None of those steps would be a good idea without first analyzing the situation to identify the real problem you are trying to solve. For a course on handling angry customers you might ask these key questions:

• What makes customers angry?
• What are agents doing now?
• What specifically do agents need to do better?

Without the answers to those questions, your agent training program will be generic and ineffective. On the other hand, answering these questions can help you focus the training on helping your agents serve their customers better.

Mistake #2: No Goal

We measure everything else in the contact center, so why not training? Agent training can fail if we don’t clearly define our intended outcomes and measure our success. We need to be able to definitively answer the question, “How do we know if someone is trained?”
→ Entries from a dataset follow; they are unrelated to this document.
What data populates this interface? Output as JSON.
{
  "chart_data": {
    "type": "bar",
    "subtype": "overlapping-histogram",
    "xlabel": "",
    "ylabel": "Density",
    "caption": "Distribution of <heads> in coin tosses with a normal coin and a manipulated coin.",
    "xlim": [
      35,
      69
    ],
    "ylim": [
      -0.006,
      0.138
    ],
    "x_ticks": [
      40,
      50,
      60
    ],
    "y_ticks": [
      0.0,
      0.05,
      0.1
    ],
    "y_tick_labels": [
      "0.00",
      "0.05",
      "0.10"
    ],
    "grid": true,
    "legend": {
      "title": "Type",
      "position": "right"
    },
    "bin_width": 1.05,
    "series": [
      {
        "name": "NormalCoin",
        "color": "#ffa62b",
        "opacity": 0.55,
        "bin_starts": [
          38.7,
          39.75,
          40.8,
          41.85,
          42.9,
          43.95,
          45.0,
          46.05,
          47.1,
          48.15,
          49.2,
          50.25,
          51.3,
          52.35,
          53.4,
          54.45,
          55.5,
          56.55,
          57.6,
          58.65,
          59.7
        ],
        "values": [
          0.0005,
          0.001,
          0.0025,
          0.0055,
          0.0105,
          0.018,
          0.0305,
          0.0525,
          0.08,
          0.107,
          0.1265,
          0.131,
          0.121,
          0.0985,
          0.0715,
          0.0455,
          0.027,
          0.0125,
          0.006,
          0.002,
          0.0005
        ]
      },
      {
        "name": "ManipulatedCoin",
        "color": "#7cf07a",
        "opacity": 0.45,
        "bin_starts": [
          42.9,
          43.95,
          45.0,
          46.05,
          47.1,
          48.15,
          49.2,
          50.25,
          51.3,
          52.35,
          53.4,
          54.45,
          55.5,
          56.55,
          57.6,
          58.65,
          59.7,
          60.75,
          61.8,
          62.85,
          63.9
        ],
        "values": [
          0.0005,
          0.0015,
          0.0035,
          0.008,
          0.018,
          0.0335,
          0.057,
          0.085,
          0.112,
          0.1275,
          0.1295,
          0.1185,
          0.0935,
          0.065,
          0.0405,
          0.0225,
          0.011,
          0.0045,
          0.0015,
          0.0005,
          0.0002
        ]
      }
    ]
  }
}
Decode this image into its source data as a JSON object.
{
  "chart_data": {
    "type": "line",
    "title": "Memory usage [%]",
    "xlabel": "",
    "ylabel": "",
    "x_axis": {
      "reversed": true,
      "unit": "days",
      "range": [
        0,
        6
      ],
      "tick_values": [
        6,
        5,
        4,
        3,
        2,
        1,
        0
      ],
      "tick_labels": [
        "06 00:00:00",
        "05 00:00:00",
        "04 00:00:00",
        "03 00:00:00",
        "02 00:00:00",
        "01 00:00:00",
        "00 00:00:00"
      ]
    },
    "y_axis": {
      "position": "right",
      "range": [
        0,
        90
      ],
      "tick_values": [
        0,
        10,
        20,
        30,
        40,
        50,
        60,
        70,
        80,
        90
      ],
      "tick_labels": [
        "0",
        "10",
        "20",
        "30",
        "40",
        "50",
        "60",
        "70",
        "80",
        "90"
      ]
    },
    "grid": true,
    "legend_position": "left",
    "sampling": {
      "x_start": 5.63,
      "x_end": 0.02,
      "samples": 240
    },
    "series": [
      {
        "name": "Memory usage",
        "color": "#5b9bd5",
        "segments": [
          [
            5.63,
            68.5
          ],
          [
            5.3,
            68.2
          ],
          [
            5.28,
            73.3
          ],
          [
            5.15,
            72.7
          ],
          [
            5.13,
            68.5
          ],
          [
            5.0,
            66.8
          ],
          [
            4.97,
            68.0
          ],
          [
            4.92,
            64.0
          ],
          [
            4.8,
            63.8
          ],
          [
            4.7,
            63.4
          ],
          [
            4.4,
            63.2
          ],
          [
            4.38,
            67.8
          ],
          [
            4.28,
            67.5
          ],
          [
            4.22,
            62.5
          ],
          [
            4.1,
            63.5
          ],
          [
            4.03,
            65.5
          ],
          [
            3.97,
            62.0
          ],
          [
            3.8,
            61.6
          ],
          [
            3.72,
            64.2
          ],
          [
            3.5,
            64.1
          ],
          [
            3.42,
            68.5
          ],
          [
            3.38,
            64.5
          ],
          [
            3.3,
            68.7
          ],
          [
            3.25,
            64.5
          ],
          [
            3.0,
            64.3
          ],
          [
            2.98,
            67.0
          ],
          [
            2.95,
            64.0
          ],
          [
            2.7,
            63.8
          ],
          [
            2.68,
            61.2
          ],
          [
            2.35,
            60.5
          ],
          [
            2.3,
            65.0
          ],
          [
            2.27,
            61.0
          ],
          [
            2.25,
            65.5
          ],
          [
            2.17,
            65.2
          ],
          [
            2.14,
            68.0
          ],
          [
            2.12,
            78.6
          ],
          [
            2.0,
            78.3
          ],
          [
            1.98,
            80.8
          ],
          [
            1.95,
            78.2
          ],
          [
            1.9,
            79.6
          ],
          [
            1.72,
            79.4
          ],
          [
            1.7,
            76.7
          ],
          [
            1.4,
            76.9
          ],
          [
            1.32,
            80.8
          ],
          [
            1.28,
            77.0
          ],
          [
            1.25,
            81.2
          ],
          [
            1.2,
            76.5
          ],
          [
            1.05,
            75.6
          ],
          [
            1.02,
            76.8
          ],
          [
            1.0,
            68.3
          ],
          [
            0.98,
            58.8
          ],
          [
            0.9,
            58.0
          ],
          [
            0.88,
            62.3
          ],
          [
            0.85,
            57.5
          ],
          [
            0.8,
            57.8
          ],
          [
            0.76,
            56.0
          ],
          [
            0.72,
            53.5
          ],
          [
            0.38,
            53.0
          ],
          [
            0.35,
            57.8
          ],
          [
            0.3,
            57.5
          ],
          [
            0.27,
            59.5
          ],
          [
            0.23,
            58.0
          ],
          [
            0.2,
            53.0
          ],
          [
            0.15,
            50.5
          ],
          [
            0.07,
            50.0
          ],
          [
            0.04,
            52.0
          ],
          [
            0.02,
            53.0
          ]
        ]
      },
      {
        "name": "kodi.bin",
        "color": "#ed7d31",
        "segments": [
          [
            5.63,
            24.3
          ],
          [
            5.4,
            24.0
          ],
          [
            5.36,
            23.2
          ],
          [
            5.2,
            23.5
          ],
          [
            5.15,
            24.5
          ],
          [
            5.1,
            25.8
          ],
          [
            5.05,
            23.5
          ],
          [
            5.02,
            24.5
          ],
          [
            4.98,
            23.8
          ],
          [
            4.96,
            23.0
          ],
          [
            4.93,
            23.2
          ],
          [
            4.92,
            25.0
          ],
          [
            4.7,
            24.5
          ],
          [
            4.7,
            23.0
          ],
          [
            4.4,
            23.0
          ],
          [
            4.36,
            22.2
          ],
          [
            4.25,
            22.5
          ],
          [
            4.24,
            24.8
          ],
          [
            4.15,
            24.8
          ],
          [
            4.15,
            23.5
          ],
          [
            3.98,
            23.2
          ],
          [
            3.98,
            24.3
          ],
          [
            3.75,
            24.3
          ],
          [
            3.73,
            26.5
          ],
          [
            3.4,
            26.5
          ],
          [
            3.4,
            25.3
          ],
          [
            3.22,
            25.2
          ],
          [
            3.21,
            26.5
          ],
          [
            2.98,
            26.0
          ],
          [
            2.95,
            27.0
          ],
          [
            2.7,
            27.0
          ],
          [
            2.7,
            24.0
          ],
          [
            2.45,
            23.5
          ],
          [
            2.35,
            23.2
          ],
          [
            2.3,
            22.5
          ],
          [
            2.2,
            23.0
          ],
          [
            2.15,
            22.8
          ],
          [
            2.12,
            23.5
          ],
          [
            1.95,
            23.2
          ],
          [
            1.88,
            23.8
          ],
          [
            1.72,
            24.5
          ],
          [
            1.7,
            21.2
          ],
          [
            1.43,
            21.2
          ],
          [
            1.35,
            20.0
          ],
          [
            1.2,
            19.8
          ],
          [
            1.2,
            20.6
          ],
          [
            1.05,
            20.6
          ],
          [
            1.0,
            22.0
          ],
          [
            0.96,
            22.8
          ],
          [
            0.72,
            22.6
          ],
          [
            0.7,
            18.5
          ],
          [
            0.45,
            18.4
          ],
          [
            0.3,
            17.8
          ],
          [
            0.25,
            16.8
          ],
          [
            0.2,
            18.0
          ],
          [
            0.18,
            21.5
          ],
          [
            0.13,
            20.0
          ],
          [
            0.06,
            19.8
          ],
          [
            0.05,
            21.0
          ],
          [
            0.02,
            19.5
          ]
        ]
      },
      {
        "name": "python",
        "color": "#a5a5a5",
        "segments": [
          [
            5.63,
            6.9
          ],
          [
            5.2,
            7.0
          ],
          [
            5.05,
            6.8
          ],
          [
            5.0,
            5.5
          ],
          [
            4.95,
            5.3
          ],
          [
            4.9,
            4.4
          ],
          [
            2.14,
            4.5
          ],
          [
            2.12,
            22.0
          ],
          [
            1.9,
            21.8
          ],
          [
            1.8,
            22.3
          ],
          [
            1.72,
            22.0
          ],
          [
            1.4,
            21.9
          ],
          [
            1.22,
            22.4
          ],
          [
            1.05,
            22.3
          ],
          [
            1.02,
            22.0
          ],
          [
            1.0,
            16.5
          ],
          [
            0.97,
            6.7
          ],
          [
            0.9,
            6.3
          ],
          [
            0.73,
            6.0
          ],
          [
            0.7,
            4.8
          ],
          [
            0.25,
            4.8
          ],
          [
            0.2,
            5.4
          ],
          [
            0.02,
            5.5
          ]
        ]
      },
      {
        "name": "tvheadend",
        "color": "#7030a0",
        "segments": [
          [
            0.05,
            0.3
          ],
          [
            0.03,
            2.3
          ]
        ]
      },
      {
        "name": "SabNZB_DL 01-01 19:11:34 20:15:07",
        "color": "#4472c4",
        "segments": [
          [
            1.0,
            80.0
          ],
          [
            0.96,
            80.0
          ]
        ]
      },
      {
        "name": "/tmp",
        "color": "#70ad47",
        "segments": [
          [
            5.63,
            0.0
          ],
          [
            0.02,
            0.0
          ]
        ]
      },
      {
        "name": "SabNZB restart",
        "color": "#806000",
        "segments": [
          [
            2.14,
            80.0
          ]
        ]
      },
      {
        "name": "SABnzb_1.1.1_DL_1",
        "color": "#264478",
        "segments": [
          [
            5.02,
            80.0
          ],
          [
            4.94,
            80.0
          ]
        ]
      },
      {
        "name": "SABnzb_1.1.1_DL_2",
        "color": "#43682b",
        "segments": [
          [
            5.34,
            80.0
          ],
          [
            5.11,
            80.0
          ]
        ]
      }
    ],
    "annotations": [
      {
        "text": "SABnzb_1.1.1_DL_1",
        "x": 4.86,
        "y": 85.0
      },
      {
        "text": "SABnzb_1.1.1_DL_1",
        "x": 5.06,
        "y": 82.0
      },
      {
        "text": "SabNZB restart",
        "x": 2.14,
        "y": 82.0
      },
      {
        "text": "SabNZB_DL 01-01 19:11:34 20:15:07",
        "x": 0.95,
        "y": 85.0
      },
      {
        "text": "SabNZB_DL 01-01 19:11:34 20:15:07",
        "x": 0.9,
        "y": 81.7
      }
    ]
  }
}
Unfortunately, many contact center training programs are evaluated with some pretty squishy statements such as, “they seem to being doing well” or “they aren’t asking too many questions”.

None of those statements give any real indication of whether a person has been fully trained.

A better approach is to create a clear, measurable goal that’s based on agent performance. For example, you might use this goal for training agents to respond to emails:

Customer service representatives will craft responses to five simulated emails with 100% adherence to email quality guidelines.

Mistake #3: Training for Knowledge

A lot of training programs focus on filling participants brains with information. Unfortunately, this is a slow and ineffective way to train. It takes a lot of time and effort to acquire new knowledge. And, contact center information can change rapidly which requires us to start the process all over again. A faster and more effective way to train is to focus on performance.

There are many tools in the contact center that can help your agents focus on performance instead of memorizing information. These include knowledge bases, screen pops, job aids, and customer-facing websites.